There is a term I heard numerous times spoken by senior Korean missionaries in UBF: the fertilizer generation.
Who is the fertilizer generation? They are the first wave of Bible students who accepted Jesus and found God’s calling in UBF just after the first Korean missionaries came to America or to other nations. Primarily they are those who committed to UBF ideology in the 1970’s and 1980’s, and grew through the early 1990’s. But their commitment was not deemed “good enough” and they “fell away” from the faith. In reality, they were ground up and spit out, while UBF leaders re-focused on new, young, “leadership material”.
I never heard an official explanation of what the term “fertilizer generation” meant but I did hear Samuel Lee reference the term one time when I had breakfast with Sarah Barry. But it seems obvious now: When the Korean UBF missionaries came to North America, they didn’t quite know what they were doing. That is why they almost lost their mission entirely in Winnepeg, Canada. Nobody in UBF will talk about any facts about Winnepeg UBF: just that it failed somehow. There are many mysterious stories about those early days. Many people were simply written out of UBF history.
If I look back at some of the events I witnessed (either firsthand or by knowing the people involved), I think the meaning of the fertilizer generation is clear: an experiment meant only as soil to grow something else.
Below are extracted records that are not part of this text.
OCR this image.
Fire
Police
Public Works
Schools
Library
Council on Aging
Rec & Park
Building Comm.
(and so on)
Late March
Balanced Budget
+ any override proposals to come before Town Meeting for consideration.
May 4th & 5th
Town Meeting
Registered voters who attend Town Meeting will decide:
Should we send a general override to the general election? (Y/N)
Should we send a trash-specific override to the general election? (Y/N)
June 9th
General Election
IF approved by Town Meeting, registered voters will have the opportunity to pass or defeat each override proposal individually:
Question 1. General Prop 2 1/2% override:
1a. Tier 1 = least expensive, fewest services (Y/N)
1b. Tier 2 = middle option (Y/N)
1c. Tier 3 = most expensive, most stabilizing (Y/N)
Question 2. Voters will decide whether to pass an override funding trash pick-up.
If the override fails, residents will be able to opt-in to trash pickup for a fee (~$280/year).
I was so focused on my own life at the time, I either ignored things or didn’t have the capacity to do anything about it.
Some people in UBF wonder why ex-UBF people don’t display “love and affection” or “kind words” toward UBF. Well perhaps this is why. I “grew up” in UBF where these things actually happened in the 1980’s and 1990’s:
– one family tried to take a family vacation, they were rebuked for going on vacation, when their car broke down on the way, they were told that God was angry with them and had ruined their plans; no family dared to take a family vacation for quite a few years
– several families were rebuked publicly for having a Christmas tree
– several young leaders were rebuked for wanting to go trick-or-treating with their children
– several families were rebuked for buying a TV and for being lazy and indulging in entertainment
– one brother smashed a Christian music tape of another brother, because it was deemed too worldly
– Bible students were told that computer technology was not spiritual and it was inappropriate to answer Bible study question sheets on a computer; printing out your testimony or Bible verses on paper was considered cheating
– one brother was called Satan for visiting his brother’s wedding
– one brother was asked to drop his pants in private to show obedience, then left the ministry
– one brother was asked to drop his pants to display whether he was circumcised or not
– one leader was arrested on campus for public exposure (not sure if any actual charges)
– one brother was a homosexual and allowed to be a children’s ministry leader, but later “excommunicated” after it was clearly known that he was homosexual
– one sister was a border-line homosexual and coerced to marry a brother who was not told about her situation
– one leader suddenly announced he had a mistress and 2 children at a Friday meeting, then left
– some Christmas messages graphically used the words “pee” and “poop” when describing baby Jesus’ humanity
– when one Christmas offering didn’t reach the required goal, leaders were rebuked and made to offer more, even though more than $12,000 was already offered by a rather small number of people
– attendance records for Bible study and Sunday service were tracked on large bulletin boards in the main Sunday service room, so it was easy to see who missed
– some leaders were well-informed as to who missed their offering each Sunday, as well as having a detailed report of all people who offered and how much they offered. Offerings were tracked so often that leaders knew whether someone had increased or decreased their offering over time
– when one brother received a letter with a newspaper article mentioning possible problems with UBF, a leader took the letter away and would not give it back
There are dozens if not hundreds of more events like this, but I’ll stop here. I think you get the point. These kinds of actions, and worse, are how UBF was built. It is not a small matter. It is not a matter of “just forgive and move on.” It is a matter of conscience.
I write these things on this blog, not for now, but for the future. In a few years, when the next wave of leaders exit UBF, they will have something and someone to help them.